En avril 2014, le CNC jaugeait lui aussi un recul des vidéos physiques. « Entre janvier et mars 2014, le chiffre d’affaires des ventes de DVD et de Blu-ray en France est de 202,01 M€. La dépense des ménages en vidéo diminue de 19,6 % par rapport aux 3 premiers mois de 2013 » écrivait-il dans un communiqué. C’est le marché du DVD qui tirait alors les chiffres vers le bas (-22,7 % de CA en moins), épaulé dans sa chute par celui du Blu-ray (-8,0 %).
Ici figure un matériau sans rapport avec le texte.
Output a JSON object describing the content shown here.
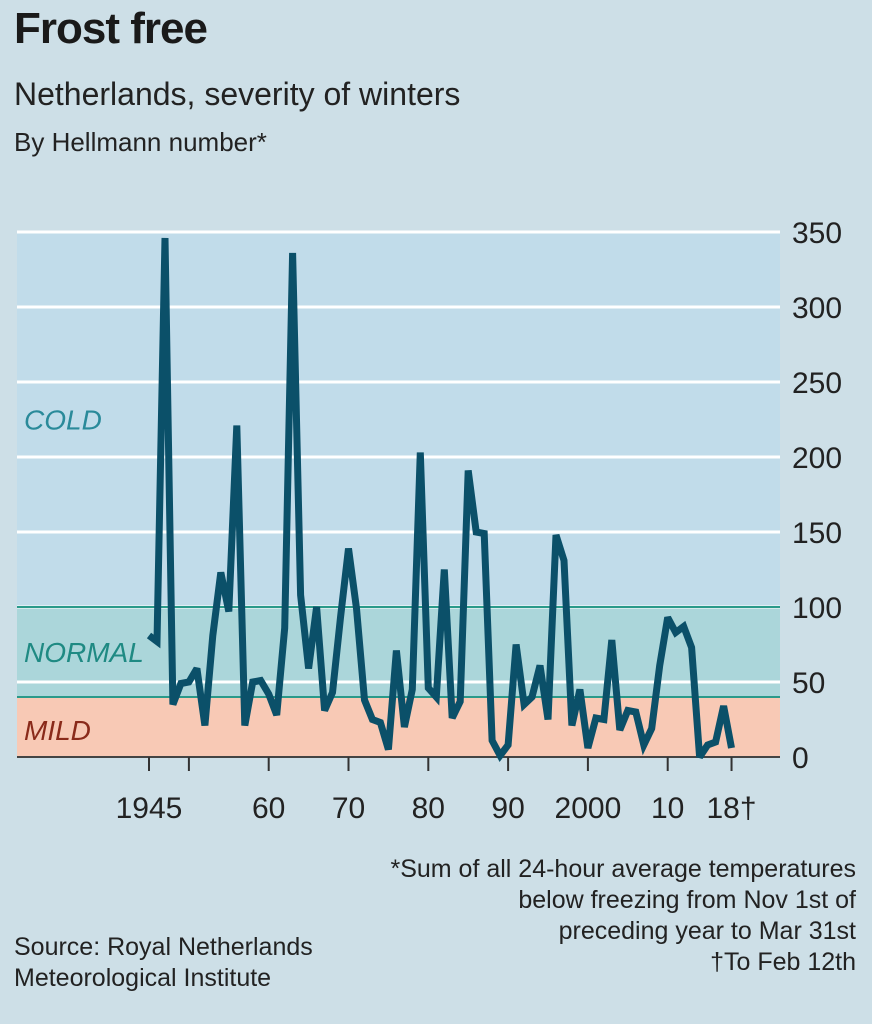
{
  "header": {
    "title": "Frost free",
    "subtitle": "Netherlands, severity of winters",
    "unit": "By Hellmann number*"
  },
  "footer": {
    "note_lines": [
      "*Sum of all 24-hour average temperatures",
      "below freezing from Nov 1st of",
      "preceding year to Mar 31st",
      "†To Feb 12th"
    ],
    "source_lines": [
      "Source: Royal Netherlands",
      "Meteorological Institute"
    ]
  },
  "colors": {
    "background": "#cddfe7",
    "cold_band": "#c1dcea",
    "normal_band": "#abd6da",
    "mild_band": "#f8c9b5",
    "line": "#0b5069",
    "cold_label": "#2a8a9a",
    "normal_label": "#1f8a83",
    "mild_label": "#8a2a1a",
    "band_border": "#2a9a8a",
    "grid": "#ffffff"
  },
  "chart_data": {
    "type": "line",
    "title": "Frost free",
    "subtitle": "Netherlands, severity of winters",
    "ylabel": "By Hellmann number*",
    "xlabel": "",
    "ylim": [
      0,
      350
    ],
    "xlim": [
      1945,
      2018
    ],
    "grid": true,
    "yticks": [
      0,
      50,
      100,
      150,
      200,
      250,
      300,
      350
    ],
    "ytick_labels": [
      "0",
      "50",
      "100",
      "150",
      "200",
      "250",
      "300",
      "350"
    ],
    "xticks": [
      1945,
      1950,
      1960,
      1970,
      1980,
      1990,
      2000,
      2010,
      2018
    ],
    "xtick_labels": [
      "1945",
      "",
      "60",
      "70",
      "80",
      "90",
      "2000",
      "10",
      "18†"
    ],
    "bands": [
      {
        "label": "COLD",
        "from": 100,
        "to": 350
      },
      {
        "label": "NORMAL",
        "from": 40,
        "to": 100
      },
      {
        "label": "MILD",
        "from": 0,
        "to": 40
      }
    ],
    "series": [
      {
        "name": "Hellmann number",
        "x": [
          1945,
          1946,
          1947,
          1948,
          1949,
          1950,
          1951,
          1952,
          1953,
          1954,
          1955,
          1956,
          1957,
          1958,
          1959,
          1960,
          1961,
          1962,
          1963,
          1964,
          1965,
          1966,
          1967,
          1968,
          1969,
          1970,
          1971,
          1972,
          1973,
          1974,
          1975,
          1976,
          1977,
          1978,
          1979,
          1980,
          1981,
          1982,
          1983,
          1984,
          1985,
          1986,
          1987,
          1988,
          1989,
          1990,
          1991,
          1992,
          1993,
          1994,
          1995,
          1996,
          1997,
          1998,
          1999,
          2000,
          2001,
          2002,
          2003,
          2004,
          2005,
          2006,
          2007,
          2008,
          2009,
          2010,
          2011,
          2012,
          2013,
          2014,
          2015,
          2016,
          2017,
          2018
        ],
        "values": [
          81,
          77,
          346,
          35,
          49,
          50,
          59,
          21,
          81,
          123,
          97,
          221,
          21,
          50,
          51,
          42,
          28,
          86,
          336,
          108,
          59,
          100,
          31,
          43,
          93,
          139,
          99,
          38,
          25,
          23,
          5,
          71,
          20,
          45,
          203,
          46,
          40,
          125,
          26,
          37,
          191,
          150,
          149,
          11,
          1,
          8,
          75,
          35,
          40,
          61,
          25,
          148,
          131,
          21,
          45,
          6,
          26,
          25,
          78,
          18,
          31,
          30,
          8,
          19,
          61,
          93,
          83,
          87,
          73,
          0,
          8,
          10,
          34,
          6
        ]
      }
    ]
  }
}
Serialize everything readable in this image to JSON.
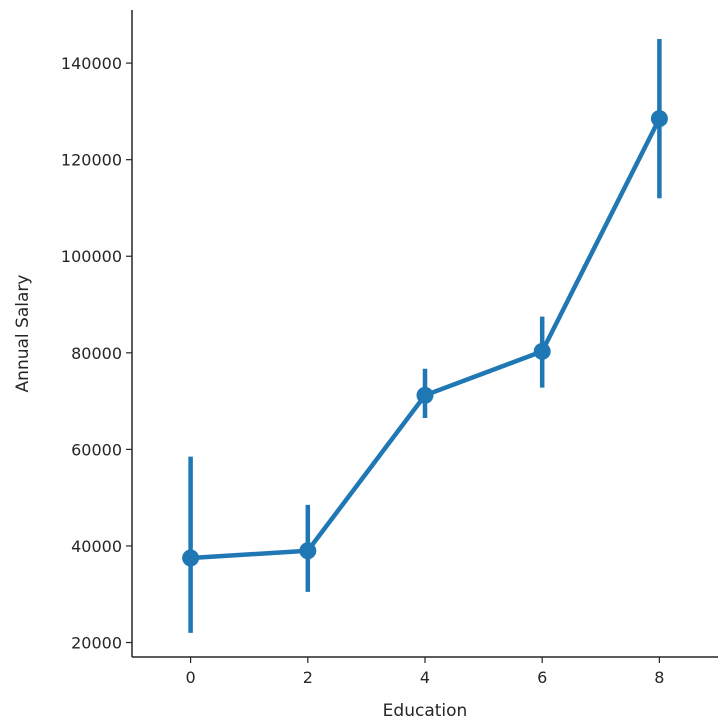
{
  "chart_data": {
    "type": "line",
    "xlabel": "Education",
    "ylabel": "Annual Salary",
    "x": [
      0,
      2,
      4,
      6,
      8
    ],
    "series": [
      {
        "values": [
          37500,
          39000,
          71200,
          80300,
          128500
        ],
        "error_low": [
          22000,
          30500,
          66500,
          72800,
          112000
        ],
        "error_high": [
          58500,
          48500,
          76700,
          87500,
          145000
        ]
      }
    ],
    "xlim": [
      -1,
      9
    ],
    "ylim": [
      17000,
      151000
    ],
    "xticks": [
      0,
      2,
      4,
      6,
      8
    ],
    "yticks": [
      20000,
      40000,
      60000,
      80000,
      100000,
      120000,
      140000
    ],
    "xtick_labels": [
      "0",
      "2",
      "4",
      "6",
      "8"
    ],
    "ytick_labels": [
      "20000",
      "40000",
      "60000",
      "80000",
      "100000",
      "120000",
      "140000"
    ],
    "grid": false,
    "color": "#1f77b4",
    "axis_color": "#262626"
  }
}
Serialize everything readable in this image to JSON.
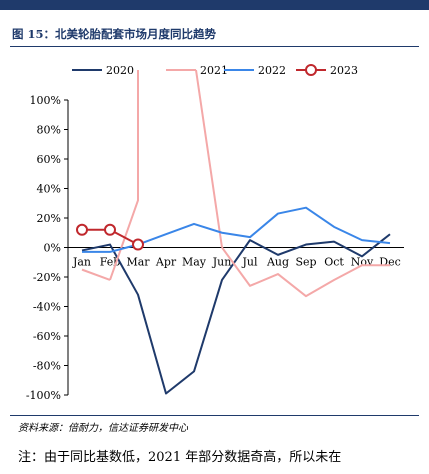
{
  "figure": {
    "title": "图 15：北美轮胎配套市场月度同比趋势",
    "source": "资料来源：倍耐力，信达证券研发中心",
    "note": "注：由于同比基数低，2021 年部分数据奇高，所以未在"
  },
  "chart_data": {
    "type": "line",
    "title": "",
    "xlabel": "",
    "ylabel": "",
    "categories": [
      "Jan",
      "Feb",
      "Mar",
      "Apr",
      "May",
      "Jun",
      "Jul",
      "Aug",
      "Sep",
      "Oct",
      "Nov",
      "Dec"
    ],
    "ylim": [
      -100,
      100
    ],
    "yticks": [
      100,
      80,
      60,
      40,
      20,
      0,
      -20,
      -40,
      -60,
      -80,
      -100
    ],
    "ytick_labels": [
      "100%",
      "80%",
      "60%",
      "40%",
      "20%",
      "0%",
      "-20%",
      "-40%",
      "-60%",
      "-80%",
      "-100%"
    ],
    "grid": false,
    "legend_position": "top",
    "series": [
      {
        "name": "2020",
        "color": "#1f3a6b",
        "values": [
          -2,
          2,
          -32,
          -99,
          -84,
          -22,
          5,
          -5,
          2,
          4,
          -6,
          9
        ]
      },
      {
        "name": "2021",
        "color": "#f4a8a8",
        "values": [
          -15,
          -22,
          null,
          null,
          null,
          0,
          -26,
          -18,
          -33,
          -22,
          -12,
          -12
        ],
        "note": "values for Mar-May exceed the 100% axis limit and are drawn clipped"
      },
      {
        "name": "2022",
        "color": "#3a86e8",
        "values": [
          -3,
          -3,
          2,
          9,
          16,
          10,
          7,
          23,
          27,
          14,
          5,
          3
        ]
      },
      {
        "name": "2023",
        "color": "#c0282d",
        "marker": "circle",
        "values": [
          12,
          12,
          2,
          null,
          null,
          null,
          null,
          null,
          null,
          null,
          null,
          null
        ]
      }
    ]
  }
}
La désuétude du DVD, la dévalorisation des œuvres

Cependant, le marché consacre aussi la désuétude douce et lente, quoique douloureuse, des vieilles galettes physiques, à l’instar de l’univers de la musique. Dans ce glissement, « on est en train d’admettre que le passage intégral au numérique engendre une dévalorisation violente du modèle » concède Florence Gastaud.

« La Vod est un outil magnifique, mais qui rapporte beaucoup moins que ce que rapportait le DVD puis le Blu-Ray. Et je ne sais pas comment on peut absorber cette perte-là. Ce sont pourtant des recettes qui servent à fabriquer des films, afin de combler le préfinancement de ceux qui se sont engagés sur les ventes. Le Blu-Ray a donné de l’espoir, mais là, ça se calme surtout parce qu’il y a une maturité de la VoD. Les gens ont compris comment fonctionnaient les box, notamment avec l’arrivée de Netflix. »

Le plan Fleur Pellerin attendue de pied ferme

Du côté de l’APC, l’Association des producteurs de films, le pont entre ce marché en net recul et le piratage est dressé sans nuance. Si Frédéric Goldsmith, son délégué général, applaudit « la sécurisation de la filière cinéma en post production » qui parvient à diminuer voire éviter la circulation des fichiers, du moins pour les films français, « dès que le film sort en DVD ou Vod, il est piraté ». Inversement, la situation serait moins catastrophique par exemple en Allemagne et dans les « pays où les moyens de lutte contre le piratage sont beaucoup plus assumés par les pouvoirs publics. »

Bref, autant de constats qui militent pour un supplément de tours de vis législatifs. « Quand un espace est bien préservé, il marche bien » résume Goldsmith. Le délégué général de l’APC attend du coup de pied ferme le déploiement du plan interministériel contre le piratage, alors que Fleur Pellerin a effeuillé une première mesure : une charte signée avec les régies publicitaires afin d’assécher les sites qualifiés d’« illicites » par on ne sait encore trop qui.